Après quelques minutes dans le couloir, nous nous sommes à nouveau disputés. J’ai mis une botte et la seconde s’est déjà envolée dans le couloir.

Il descendit la voiture des escaliers, en criant qu’il me barbouillerait la tête s’il revoyait ici encore une fois.

Maman et moi avons couru dehors et appelé un taxi. Quelques minutes plus tard, mon mari s’est approché de la porte, m’a touché le dos et m’a proposé avec un sourire de nous ramener à la maison. J’ai commencé à crier partout dans la cour pour qu’il ne me touche pas. À ce moment-là, les voisins sont sortis et Roms, au visage absolument adéquat, a déclaré: «Avez-vous vu? Je vous ai dit qu’elle est folle. Et je vis avec un tel esprit de noisette. En public, il s’est instantanément transformé, mais avant cela, il m’a amené à l’hystérie avec seulement un murmure.

« Ne pensez pas que vous êtes la reine guerrière »

Je suis parti pour mes parents sans argent ni travail, avec un sac de choses. Parmi les documents, je n’avais qu’un passeport et un acte de naissance pour les enfants, car la veille, nous sommes allés à la clinique. Au début, j’ai essayé de contacter Roma pour prendre le reste, mais en retour, je n’ai reçu que des menaces. Puis j’ai finalement décidé de rompre tout lien.

Nous avons divorcé et après trois mois, le premier a décidé de pouvoir communiquer avec sa fille. Plusieurs fois, il s’est rendu chez moi en voiture et a écrit qu’il avait demandé à faire sortir l’enfant. Je n’ai pas reçu de message parce que j’ai bloqué son numéro. Un peu plus tard, il a transmis des messages ignorés devant le tribunal et a obtenu gain de cause. Chaque semaine, pendant six mois, Roma est venue à la maison et a demandé à promener l’enfant, mais la fille ne veut pas communiquer avec lui et ne le contacte qu’après de longues convictions. Malgré cela, il demande une augmentation du nombre de visites et tente d’obtenir la possibilité de laisser sa fille chez lui pour la nuit.

Je me suis échappé de cette situation et continue à travailler sur moi-même. L’ignorance est l’un des facteurs qui ont retenu les chaînes.

Je ne comprenais tout simplement pas où aller et les autorités de tutelle ne m’ont dit qu’une chose: «Vous saviez avec qui vous alliez épouser. Maintenant, c’est ta croix pour le reste de ta vie.

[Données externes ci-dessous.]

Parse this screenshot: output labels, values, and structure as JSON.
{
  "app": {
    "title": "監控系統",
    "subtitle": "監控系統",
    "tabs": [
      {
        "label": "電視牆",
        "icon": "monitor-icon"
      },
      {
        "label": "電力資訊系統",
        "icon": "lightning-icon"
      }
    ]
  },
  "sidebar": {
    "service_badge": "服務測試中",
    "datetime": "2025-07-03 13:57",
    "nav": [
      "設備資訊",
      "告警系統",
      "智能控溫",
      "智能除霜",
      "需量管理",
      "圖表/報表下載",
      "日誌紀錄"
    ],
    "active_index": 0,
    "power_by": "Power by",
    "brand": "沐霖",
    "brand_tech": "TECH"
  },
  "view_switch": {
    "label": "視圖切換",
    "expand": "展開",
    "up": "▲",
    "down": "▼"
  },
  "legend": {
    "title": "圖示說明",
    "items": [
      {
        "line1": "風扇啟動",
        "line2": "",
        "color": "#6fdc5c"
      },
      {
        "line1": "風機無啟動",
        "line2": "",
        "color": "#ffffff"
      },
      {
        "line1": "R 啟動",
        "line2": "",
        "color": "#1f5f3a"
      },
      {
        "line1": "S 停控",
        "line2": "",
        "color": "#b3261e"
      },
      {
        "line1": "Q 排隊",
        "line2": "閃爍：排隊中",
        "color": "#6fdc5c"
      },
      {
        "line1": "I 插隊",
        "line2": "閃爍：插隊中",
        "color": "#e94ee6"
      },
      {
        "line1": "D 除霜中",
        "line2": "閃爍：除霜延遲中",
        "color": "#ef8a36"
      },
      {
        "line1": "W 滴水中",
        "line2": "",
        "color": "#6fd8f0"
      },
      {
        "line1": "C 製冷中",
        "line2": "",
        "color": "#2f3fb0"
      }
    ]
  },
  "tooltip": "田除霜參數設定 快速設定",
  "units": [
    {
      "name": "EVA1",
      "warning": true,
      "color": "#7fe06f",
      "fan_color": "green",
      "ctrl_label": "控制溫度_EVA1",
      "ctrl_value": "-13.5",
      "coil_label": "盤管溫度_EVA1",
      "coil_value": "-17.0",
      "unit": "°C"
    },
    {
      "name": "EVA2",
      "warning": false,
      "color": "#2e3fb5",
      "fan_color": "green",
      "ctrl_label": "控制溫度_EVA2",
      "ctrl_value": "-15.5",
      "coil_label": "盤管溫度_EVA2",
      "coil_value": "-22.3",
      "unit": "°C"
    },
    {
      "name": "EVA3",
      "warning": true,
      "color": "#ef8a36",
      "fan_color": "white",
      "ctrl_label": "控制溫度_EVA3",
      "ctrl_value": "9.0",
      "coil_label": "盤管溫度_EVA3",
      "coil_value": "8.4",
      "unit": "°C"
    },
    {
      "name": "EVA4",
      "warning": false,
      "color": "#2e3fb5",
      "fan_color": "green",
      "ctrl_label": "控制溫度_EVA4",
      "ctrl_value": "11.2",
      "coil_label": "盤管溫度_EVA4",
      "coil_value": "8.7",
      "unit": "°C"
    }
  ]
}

Au fil du temps, je suis tombé sur le projet «La connaissance mettra fin à la violence sexiste» (un projet à but non lucratif qui aide à lutter contre la violence. – Ed.). Ici, ils m’ont d’abord écouté et ont confirmé que je n’étais pas seul. Quand j’ai entendu cela, les larmes aux yeux ont versé la grêle. Je suis rentré chez moi avec le sentiment que je pouvais enfin partager ce qui était arrivé avec des gens qui ne me blâmeraient pour rien.

Après avoir travaillé avec un psychologue et un psychothérapeute, cela est devenu beaucoup plus facile pour moi. J’ai arrêté de faire des crises de colère et j’ai constamment pleuré, j’ai commencé à sourire et à attirer l’attention sur les enfants. Mon expérience nécessite une thérapie à long terme, mais je reviens progressivement à une vie normale: je suis allé travailler, j’ai commencé à communiquer avec des collègues.

Les relations avec l’ex-mari ont duré six ans. Si je savais maintenant à quoi ils aboutiraient, j’aurais disparu un mois après ma rencontre. Quand une personne s’élève, n’accepte pas les critiques, interdit la communication avec d’autres personnes, fait preuve d’agressivité et essaie constamment de vous culpabiliser – vous devez courir. Ne pensez pas que vous êtes la reine guerrière qui va reconstruire sa conscience et sauver de tout ennui. Ce n’est que dans les livres romantiques que les méchants se transforment en beaux princes grâce au fait de tomber amoureux. Cela n’arrivera jamais dans la vie.

Julia Zadorozhnaya

“Cela ressemblait à un coup de foudre”

En été, chaque année, je rendais visite à ma grand-mère en Extrême-Orient. Quand nous avons rencontré Dima, les deux avaient 15 ans. Il m’a tout de suite semblé que c’était un coup de foudre et, de plus, tout était si romantique: rencontres rares, correspondance, distance. À ce moment-là, dans ma ville natale, il ne s’est rien passé à personne: j’ai aperçu les gars qui se sont rencontrés sur le chemin en tant qu’amis.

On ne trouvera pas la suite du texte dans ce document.